Contrast this with the British Museum, which is enjoying a healthy bounce-back. Visitor numbers reached 6.48 million in 2024, an 11 per cent increase from the previous year. It’s not quite back to its pre-Covid peak of 6.7 million, but the trajectory is encouraging.
The broader problem is that museums have become battlegrounds in the culture wars. The industry’s ideological turn is no longer subtle. The Museums Association has openly pushed for decolonisation, and university policies – like Leicester’s trans-inclusive guidance – are shaping curatorial decisions. These moves, however well-intentioned, often come at the cost of alienating mainstream audiences.
Politicians are starting to take note.
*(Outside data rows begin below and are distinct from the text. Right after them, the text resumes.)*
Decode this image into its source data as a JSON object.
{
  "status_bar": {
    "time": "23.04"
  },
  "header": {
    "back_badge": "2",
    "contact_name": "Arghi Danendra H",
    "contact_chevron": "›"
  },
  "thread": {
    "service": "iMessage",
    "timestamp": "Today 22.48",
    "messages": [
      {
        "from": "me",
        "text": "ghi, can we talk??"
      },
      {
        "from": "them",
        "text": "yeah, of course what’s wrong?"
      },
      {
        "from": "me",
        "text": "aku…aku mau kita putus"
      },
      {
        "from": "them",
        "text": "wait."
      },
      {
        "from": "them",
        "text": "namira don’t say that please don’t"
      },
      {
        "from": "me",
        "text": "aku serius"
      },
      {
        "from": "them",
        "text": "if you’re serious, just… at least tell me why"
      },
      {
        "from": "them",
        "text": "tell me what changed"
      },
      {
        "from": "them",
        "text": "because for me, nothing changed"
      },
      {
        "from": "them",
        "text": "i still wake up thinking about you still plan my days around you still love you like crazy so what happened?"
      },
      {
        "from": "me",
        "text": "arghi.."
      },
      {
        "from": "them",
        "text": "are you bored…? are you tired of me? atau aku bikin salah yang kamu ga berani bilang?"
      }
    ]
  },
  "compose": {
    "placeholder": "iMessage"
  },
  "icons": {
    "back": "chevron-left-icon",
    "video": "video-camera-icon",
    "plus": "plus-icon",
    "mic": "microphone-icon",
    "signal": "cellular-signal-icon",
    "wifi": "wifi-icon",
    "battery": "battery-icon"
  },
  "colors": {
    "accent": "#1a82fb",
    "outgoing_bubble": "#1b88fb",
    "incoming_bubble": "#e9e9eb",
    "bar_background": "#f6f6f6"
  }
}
Baroness Margaret Hodge is currently reviewing Arts Council England. At Freedom in the Arts, we welcome this review – and hope it will scrutinise the increasingly politicised nature of the arts sector.
What’s truly worrying is not just declining visitor numbers, but the growing public perception that these institutions are out of touch. The arts depend on goodwill, public interest, and funding. If they continue down this path, they risk losing all three.
The warning signs were there long before Covid. Brexit should have prompted soul-searching, but instead, the arts establishment doubled down on its sense of moral superiority. The pandemic merely accelerated a shift: galleries, relieved of daily visitors, grew more insular. Now, the public is being treated not as guests to be welcomed, but as backward pupils to be corrected.
That’s a mistake. Art should provoke, challenge, inspire – not preach. If galleries forget that, audiences won’t write complaint letters. They’ll simply stay away. And when enough of them do, the real damage begins.